Still, last week, at least four sharp notes of caution drew attention to and question about the thickness and lasting nature of new-home demand.
Homebuilder Sentiment Sank
All three HMI component indices posted declines in May. The HMI index charting current sales conditions in May fell six points to 51, the component measuring sales expectations in the next six months fell nine points to 51 and the gauge charting traffic of prospective buyers declined four points to 30." – Eye On Housing
Single-Family Permits Fell
Single-family permits decreased 0.8% to a 976,000 unit rate; this is the lowest pace since August 2023." – Eye On Housing
Private Builder Orders Fell In April
Our Private Builder contacts’ April Orders declined -1.5% MoM, outperforming New Home Sales’ -4.8% average historical MoM performance. That said, we caveat that March was an easy comparison increasing +2.0% compared to the +9.8% historical average. Overall, we believe the Public Builders are fairing better in the higher rate environment as they continue gaining market share from smaller publics (Public Builder Market Share Gains Continue - 1Q 2024). Like March, higher mortgage rates are weighing on April homebuyer demand. On a YoY basis, survey results decelerated from +3.0% growth in March to +1.0% growth in April." – Wolfe Research
Sales And Traffic Declined In April Vs. March
Sales and traffic.
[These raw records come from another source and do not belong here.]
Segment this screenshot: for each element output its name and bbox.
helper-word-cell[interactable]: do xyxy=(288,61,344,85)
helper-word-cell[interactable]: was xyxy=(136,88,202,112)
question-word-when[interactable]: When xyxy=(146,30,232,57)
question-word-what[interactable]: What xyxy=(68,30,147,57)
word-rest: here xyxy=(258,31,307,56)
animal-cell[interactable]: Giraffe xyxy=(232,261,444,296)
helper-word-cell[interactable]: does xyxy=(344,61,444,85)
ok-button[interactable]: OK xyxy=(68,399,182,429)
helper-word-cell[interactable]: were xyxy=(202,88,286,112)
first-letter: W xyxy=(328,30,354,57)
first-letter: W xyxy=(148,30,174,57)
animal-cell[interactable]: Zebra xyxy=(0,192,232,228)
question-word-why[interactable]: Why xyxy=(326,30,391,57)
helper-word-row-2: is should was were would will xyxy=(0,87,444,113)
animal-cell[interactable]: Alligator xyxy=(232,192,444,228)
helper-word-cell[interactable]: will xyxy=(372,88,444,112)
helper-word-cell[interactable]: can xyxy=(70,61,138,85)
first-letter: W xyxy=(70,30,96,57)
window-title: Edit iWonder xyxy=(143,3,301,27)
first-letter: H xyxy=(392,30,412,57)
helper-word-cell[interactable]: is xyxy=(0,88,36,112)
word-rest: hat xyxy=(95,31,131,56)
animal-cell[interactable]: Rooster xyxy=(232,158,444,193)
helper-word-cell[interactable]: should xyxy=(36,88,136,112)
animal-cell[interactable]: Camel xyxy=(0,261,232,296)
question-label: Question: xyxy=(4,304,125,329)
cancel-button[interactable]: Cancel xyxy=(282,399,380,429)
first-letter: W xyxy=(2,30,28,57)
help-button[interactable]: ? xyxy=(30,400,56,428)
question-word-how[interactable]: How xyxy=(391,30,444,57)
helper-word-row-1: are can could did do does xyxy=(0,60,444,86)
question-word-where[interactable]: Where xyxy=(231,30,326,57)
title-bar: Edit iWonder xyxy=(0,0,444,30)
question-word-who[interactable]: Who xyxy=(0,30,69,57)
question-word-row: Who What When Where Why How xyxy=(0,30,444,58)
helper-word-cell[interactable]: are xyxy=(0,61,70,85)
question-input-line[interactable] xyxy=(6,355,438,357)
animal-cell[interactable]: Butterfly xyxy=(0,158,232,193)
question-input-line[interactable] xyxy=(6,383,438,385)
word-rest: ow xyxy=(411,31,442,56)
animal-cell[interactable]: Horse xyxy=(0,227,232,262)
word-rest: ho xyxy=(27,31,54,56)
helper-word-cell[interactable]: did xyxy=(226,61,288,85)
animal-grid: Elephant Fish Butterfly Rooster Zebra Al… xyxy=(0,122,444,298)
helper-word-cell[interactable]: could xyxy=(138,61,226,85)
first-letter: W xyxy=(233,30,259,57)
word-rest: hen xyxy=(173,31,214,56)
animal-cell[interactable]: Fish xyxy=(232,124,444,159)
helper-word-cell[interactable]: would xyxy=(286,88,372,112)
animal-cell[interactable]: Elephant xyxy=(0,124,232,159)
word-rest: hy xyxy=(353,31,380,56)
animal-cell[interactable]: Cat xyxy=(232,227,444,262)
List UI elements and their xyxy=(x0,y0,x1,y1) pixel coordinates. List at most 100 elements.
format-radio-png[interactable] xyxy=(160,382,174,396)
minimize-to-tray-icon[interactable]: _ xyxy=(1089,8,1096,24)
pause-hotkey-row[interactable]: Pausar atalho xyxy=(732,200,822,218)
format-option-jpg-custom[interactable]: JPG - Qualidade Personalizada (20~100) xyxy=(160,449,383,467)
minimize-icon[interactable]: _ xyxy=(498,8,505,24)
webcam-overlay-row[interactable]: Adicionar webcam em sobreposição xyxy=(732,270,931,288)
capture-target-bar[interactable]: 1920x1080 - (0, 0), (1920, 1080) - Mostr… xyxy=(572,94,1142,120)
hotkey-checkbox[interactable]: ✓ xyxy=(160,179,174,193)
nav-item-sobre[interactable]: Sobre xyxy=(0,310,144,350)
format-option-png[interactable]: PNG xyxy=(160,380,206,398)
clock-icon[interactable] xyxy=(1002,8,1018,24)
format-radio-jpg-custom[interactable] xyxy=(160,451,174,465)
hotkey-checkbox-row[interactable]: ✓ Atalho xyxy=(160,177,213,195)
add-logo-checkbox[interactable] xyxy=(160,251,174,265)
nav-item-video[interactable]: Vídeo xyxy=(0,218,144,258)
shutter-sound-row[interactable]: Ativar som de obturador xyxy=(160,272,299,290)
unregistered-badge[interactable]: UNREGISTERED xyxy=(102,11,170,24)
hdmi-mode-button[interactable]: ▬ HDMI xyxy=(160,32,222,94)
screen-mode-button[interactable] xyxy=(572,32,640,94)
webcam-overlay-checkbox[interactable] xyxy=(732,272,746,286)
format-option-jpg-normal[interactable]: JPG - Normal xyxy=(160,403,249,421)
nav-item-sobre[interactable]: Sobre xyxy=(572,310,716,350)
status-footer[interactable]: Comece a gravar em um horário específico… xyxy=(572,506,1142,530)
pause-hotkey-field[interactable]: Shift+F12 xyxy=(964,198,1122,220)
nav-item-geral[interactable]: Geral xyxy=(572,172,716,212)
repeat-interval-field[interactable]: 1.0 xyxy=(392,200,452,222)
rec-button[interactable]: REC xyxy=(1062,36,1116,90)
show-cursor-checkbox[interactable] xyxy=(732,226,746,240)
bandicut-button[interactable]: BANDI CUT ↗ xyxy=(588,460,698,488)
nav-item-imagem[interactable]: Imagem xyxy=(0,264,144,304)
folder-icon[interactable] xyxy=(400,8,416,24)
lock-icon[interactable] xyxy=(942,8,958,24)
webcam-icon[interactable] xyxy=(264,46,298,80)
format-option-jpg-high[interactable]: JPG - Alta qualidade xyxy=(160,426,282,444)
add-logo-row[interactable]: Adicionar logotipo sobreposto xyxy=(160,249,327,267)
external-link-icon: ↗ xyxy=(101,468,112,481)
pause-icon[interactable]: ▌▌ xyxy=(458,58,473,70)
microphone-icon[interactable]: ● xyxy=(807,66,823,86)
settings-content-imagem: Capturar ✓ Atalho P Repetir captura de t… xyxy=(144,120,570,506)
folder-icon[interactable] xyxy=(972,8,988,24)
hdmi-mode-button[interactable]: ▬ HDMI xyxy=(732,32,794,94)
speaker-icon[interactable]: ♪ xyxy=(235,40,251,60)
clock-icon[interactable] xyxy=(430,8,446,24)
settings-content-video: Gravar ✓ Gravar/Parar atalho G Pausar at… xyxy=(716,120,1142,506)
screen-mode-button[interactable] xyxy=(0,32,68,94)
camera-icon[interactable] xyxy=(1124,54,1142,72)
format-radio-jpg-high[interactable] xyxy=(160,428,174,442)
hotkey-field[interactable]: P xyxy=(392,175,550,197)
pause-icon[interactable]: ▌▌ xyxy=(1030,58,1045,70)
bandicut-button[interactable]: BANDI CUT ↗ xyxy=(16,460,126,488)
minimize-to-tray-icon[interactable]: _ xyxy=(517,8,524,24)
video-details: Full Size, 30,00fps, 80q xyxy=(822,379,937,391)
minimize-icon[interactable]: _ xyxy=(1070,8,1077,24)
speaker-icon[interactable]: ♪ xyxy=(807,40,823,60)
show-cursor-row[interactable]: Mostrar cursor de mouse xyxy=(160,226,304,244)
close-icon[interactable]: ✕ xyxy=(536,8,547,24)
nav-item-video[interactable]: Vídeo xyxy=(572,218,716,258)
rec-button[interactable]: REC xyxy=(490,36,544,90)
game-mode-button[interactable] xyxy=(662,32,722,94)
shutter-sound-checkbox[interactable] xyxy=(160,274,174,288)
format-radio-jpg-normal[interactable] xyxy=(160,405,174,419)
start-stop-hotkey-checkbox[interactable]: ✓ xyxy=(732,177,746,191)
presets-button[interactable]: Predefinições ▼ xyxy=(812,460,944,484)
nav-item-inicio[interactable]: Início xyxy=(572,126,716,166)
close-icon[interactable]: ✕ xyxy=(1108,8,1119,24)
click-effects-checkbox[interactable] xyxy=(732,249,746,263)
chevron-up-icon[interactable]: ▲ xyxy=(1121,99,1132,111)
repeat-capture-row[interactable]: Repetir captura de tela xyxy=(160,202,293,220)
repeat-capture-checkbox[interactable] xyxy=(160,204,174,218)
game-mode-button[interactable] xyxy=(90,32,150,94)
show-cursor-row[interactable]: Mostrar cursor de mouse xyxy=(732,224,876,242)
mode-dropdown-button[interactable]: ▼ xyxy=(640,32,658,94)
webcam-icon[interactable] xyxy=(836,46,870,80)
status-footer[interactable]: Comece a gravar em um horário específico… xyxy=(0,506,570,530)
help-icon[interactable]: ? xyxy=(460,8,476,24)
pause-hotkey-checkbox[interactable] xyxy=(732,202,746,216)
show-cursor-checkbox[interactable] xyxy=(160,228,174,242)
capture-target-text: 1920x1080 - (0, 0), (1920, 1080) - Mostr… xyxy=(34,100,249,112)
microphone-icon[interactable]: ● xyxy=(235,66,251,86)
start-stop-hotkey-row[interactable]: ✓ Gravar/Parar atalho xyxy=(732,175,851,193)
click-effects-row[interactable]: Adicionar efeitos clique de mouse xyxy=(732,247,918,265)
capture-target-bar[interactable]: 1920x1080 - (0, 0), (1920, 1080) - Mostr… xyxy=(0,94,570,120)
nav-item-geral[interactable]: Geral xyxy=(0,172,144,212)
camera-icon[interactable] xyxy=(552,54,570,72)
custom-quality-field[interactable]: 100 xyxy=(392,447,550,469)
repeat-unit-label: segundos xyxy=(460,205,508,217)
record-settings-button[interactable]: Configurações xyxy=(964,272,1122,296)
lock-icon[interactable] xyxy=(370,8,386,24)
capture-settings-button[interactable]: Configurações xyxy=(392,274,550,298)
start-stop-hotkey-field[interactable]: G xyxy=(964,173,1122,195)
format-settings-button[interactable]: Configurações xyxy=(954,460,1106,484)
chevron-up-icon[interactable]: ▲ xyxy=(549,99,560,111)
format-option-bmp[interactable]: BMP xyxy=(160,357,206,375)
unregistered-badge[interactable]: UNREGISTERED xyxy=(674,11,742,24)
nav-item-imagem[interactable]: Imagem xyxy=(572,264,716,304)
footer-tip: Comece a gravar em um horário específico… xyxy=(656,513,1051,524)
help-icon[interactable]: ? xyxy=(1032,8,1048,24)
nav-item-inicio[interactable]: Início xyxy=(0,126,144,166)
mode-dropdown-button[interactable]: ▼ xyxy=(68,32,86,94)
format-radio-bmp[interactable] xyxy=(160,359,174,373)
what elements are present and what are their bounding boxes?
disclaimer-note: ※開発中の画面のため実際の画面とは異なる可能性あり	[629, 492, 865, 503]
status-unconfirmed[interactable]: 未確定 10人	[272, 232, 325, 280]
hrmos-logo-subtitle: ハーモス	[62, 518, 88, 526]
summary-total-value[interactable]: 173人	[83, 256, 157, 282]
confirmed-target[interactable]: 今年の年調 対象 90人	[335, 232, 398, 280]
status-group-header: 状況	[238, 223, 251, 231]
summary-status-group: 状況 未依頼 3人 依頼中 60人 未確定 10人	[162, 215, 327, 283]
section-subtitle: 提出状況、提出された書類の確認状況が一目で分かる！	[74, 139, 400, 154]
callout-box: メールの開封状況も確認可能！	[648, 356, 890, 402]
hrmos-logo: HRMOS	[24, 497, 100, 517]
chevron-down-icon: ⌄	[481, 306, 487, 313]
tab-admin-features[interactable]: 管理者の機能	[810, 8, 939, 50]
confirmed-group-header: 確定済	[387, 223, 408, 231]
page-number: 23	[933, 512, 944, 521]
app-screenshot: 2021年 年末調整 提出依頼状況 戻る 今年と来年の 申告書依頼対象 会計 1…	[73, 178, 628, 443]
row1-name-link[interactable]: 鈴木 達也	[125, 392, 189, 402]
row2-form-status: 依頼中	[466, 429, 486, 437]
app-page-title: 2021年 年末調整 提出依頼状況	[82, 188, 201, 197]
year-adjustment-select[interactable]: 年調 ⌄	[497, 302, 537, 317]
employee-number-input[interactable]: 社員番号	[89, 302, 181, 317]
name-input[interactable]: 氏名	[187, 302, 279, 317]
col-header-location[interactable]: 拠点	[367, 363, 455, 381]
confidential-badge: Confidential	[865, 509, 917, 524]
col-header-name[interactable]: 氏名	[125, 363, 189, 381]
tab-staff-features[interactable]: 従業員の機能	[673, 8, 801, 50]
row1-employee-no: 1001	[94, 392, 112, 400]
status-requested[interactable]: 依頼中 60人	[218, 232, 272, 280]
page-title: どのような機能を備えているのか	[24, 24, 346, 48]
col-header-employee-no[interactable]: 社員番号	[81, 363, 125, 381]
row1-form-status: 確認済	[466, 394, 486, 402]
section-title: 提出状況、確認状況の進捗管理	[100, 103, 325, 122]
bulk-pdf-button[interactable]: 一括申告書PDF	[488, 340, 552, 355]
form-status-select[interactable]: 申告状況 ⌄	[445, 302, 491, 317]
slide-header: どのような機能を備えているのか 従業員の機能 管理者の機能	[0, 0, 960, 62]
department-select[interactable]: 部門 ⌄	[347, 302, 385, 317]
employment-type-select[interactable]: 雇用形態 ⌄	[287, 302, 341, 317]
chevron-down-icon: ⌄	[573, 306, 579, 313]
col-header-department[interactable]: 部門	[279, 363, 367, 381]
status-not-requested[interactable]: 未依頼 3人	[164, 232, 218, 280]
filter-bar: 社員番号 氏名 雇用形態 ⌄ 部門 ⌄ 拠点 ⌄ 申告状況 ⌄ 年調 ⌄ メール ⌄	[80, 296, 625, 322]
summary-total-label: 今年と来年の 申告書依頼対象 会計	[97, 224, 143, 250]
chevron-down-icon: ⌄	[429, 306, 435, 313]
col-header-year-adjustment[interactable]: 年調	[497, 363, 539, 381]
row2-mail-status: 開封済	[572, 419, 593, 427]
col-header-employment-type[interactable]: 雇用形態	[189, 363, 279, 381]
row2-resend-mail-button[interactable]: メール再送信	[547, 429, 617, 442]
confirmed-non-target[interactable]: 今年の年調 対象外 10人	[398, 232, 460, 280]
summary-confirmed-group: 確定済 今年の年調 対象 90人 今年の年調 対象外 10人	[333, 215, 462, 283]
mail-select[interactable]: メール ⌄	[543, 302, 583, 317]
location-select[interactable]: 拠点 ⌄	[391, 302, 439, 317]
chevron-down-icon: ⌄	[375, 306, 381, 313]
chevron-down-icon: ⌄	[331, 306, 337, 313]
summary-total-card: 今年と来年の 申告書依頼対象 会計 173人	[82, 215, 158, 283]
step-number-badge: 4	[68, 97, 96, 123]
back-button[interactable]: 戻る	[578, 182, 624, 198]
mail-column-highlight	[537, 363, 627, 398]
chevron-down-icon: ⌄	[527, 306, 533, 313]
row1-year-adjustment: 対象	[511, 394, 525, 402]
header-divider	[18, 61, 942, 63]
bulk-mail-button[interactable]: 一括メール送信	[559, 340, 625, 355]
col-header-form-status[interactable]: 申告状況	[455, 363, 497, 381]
April sales and traffic indicators softened slightly compared to March. 35% of respondents reported yr/yr increases in sales orders per community vs. 41% last month and 31% in April 2023. 24% saw a yr/yr decrease in orders vs. 22% last month and 34% for the same month in 2023. 38% of builders reported an increase in yr/yr traffic at communities and 25% saw a decline vs. 46% and 23%, respectively, last month and 34% and 27%, respectively, in April 2023." – BTIG Research
Strategic Takeaways for Industry Leaders
- Monitor Market Segments: Focus on the differentiation between the "haves" and "have-nots" within the consumer base. Understanding the financial health and behavior of these segments can help predict future demand trends.
- Adjusting Strategies: Consider adjusting sales and marketing strategies to cater to the changing dynamics. Emphasize targeting the "haves" while continuing to explore and develop ways to make new homes more accessible to the "have-nots."
- Evaluate Inventory and Spec Production: With indicators showing potential weakening demand, reassess inventory levels and future production plans to avoid overbuilding and align with market realities.
- Financial Implications: Keep a close eye on mortgage rates and their impact on buyer affordability and sentiment. Be prepared for potential shifts in financing options and consumer preferences.
By staying attuned to these early indicators, strategic homebuilding and residential real estate sector leaders can better navigate potential challenges and adjust their approaches to maintain stability and growth.
Just because most urban, suburban, and rural markets have been and will continue to be under-built doesn't mean that every new home that a builder produces will find an immediate pull of demand. That's where the hard work comes in in a housing cycle that someday may be regarded as constructive, but it sure doesn't feel that way as these bumps and bruises play out in real-time.